The Supreme Court order to let Comptroller and Auditor General of India (CAG) audit the account books of telecom firms has dealt a blow to India Inc.
If it is telecom firms today, it could be power producers, miners and oil explorers tomorrow, they fear.
In a major setback to the private telecom firms, the apex court on Thursday held that CAG can audit the account books of these firms, which share their revenue with the government.
Rajan Mathews, director general, Cellular Operators Association of India (COAI), said the industry is disappointed by the verdict.
"It has larger ramifications for the corporate India. Any company which has a relation with the government or has some type of financial arrangement with the government shall be subject to CAG audit," he told dna.
"It also affects the industry by virtue of fact that it increases our cost.
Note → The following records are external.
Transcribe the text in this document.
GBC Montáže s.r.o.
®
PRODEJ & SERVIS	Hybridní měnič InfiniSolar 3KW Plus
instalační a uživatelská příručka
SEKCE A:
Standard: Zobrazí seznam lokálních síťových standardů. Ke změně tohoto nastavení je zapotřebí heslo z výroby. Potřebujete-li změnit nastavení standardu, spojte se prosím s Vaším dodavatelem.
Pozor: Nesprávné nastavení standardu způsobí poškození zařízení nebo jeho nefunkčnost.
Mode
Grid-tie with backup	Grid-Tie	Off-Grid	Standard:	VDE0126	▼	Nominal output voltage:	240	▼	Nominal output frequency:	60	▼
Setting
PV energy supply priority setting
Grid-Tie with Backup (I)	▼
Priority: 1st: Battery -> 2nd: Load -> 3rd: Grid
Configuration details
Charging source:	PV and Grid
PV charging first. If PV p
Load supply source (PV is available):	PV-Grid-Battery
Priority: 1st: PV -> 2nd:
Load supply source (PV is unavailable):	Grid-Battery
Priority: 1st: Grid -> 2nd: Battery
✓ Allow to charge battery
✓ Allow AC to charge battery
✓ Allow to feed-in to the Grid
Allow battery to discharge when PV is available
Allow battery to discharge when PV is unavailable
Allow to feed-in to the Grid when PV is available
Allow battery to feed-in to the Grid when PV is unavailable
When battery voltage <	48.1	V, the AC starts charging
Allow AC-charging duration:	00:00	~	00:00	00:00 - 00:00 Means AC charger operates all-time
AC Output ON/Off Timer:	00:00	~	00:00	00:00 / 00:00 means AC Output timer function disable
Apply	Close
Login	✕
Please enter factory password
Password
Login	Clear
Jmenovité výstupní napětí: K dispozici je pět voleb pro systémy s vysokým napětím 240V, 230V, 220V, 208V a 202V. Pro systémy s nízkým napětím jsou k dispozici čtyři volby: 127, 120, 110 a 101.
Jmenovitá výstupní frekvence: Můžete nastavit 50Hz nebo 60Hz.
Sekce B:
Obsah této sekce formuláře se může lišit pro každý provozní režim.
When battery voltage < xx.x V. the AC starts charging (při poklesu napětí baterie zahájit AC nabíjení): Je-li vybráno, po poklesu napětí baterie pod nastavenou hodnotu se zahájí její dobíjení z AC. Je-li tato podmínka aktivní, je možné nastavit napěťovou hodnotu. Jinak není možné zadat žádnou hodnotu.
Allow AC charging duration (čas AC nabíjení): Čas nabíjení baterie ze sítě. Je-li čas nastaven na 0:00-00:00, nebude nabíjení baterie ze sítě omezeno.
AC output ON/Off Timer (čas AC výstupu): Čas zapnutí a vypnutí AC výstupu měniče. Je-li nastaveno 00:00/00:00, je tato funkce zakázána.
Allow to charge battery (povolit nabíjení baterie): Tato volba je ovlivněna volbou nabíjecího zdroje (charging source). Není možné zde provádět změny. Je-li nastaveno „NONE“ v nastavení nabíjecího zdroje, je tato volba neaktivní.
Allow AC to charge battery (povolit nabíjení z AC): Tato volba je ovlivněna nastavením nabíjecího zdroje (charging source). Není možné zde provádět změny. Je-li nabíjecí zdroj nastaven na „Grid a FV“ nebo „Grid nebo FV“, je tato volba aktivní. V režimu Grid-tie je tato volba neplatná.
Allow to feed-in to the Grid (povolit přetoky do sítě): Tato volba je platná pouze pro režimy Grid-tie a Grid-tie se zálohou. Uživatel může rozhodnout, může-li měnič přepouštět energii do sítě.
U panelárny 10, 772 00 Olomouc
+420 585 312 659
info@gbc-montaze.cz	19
One more layer of cost will be added to the company apart from a substantial amount of time which will be devoted for the audit," he said.
So far, telecom companies are subject to audit by the term cells of the Department of Telecom, the Telecom Regulatory Authority of India (Trai) and the Securities and Exchange Board of India (Sebi). Now, CAG will also audit these companies.
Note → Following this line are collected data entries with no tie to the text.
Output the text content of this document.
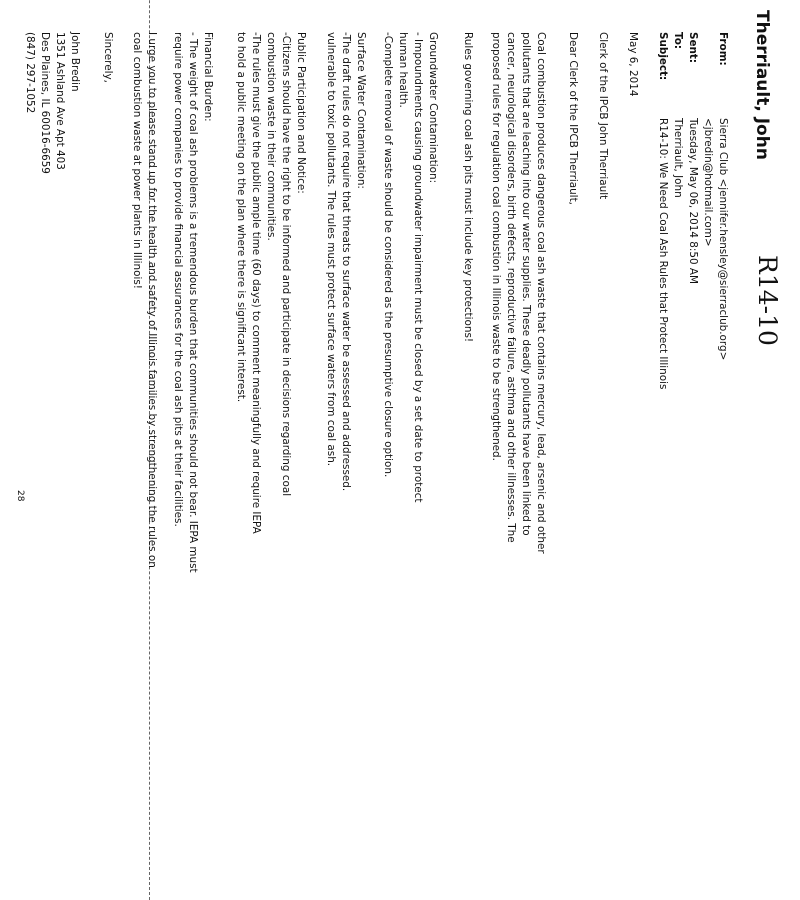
R14-10
Therriault, John
From:
Sierra Club <jennifer.hensley@sierraclub.org>
<jbredin@hotmail.com>
Sent:
Tuesday, May 06, 2014 8:50 AM
To:
Therriault, John
Subject:
R14-10: We Need Coal Ash Rules that Protect Illinois
May 6, 2014
Clerk of the IPCB John Therriault
Dear Clerk of the IPCB Therriault,
Coal combustion produces dangerous coal ash waste that contains mercury, lead, arsenic and other
pollutants that are leaching into our water supplies. These deadly pollutants have been linked to
cancer, neurological disorders, birth defects, reproductive failure, asthma and other illnesses. The
proposed rules for regulation coal combustion in Illinois waste to be strengthened.
Rules governing coal ash pits must include key protections!
Groundwater Contamination:
- Impoundments causing groundwater impairment must be closed by a set date to protect
human health.
-Complete removal of waste should be considered as the presumptive closure option.
Surface Water Contamination:
-The draft rules do not require that threats to surface water be assessed and addressed.
vulnerable to toxic pollutants. The rules must protect surface waters from coal ash.
Public Participation and Notice:
-Citizens should have the right to be informed and participate in decisions regarding coal
combustion waste in their communities.
-The rules must give the public ample time (60 days) to comment meaningfully and require IEPA
to hold a public meeting on the plan where there is significant interest.
Financial Burden:
- The weight of coal ash problems is a tremendous burden that communities should not bear. IEPA must
require power companies to provide financial assurances for the coal ash pits at their facilities.
I urge you to please stand up for the health and safety of Illinois families by strengthening the rules on
coal combustion waste at power plants in Illinois!
Sincerely,
John Bredin
1351 Ashland Ave Apt 403
Des Plaines, IL 60016-6659
(847) 297-1052
28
A bench comprising justices K S Radhakrishnan and Vikramajit Sen said the CAG can carry out the audit to examine whether the companies are giving proper share of their revenue to the government.
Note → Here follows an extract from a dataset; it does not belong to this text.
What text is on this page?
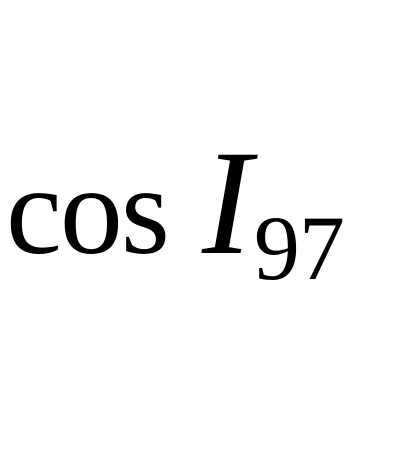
cos I97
The court passed the order on a batch of petitions filed by telecom companies' associations, including the Association of Unified Telecom Service Providers of India (AUTSPI) and the Cellular Operators Association of India (COAI), challenging the January 6, 2014, Delhi High Court verdict that had given green signal for CAG audit of the firms' account.
Analysts and consultants too said this judgment is likely to add to the complexity of the operating environment of the telecom operators.
"The country is 4-5 years behind in technology in telecom and need about $100 billion to catch up with the world. This ruling would add to the perception that India is a difficult country to do business in and there is more government than warranted," said Hemant Joshi, Partner, Deloitte Haskins & Sells.
"It could then extend to mining, power, airline, banking, manufacturing, services companies and individuals, etc," he said.
The Supreme Court had on February 3, 2014 sought responses from the Centre and the CAG on the pleas of the associations.
The firms had challenged the High Court order which had said that it was the duty of CAG to audit telecom companies as a part of their revenue goes to the Consolidated Fund of India.
Earlier, the telecom firms had submitted before the Supreme Court that the High Court had erred in holding that CAG was empowered to conduct their revenue audits.
The firms had said that the high court had wrongly assumed that they share revenue with the government and contended that they only pay a licence fee, which was a percentage of their revenue.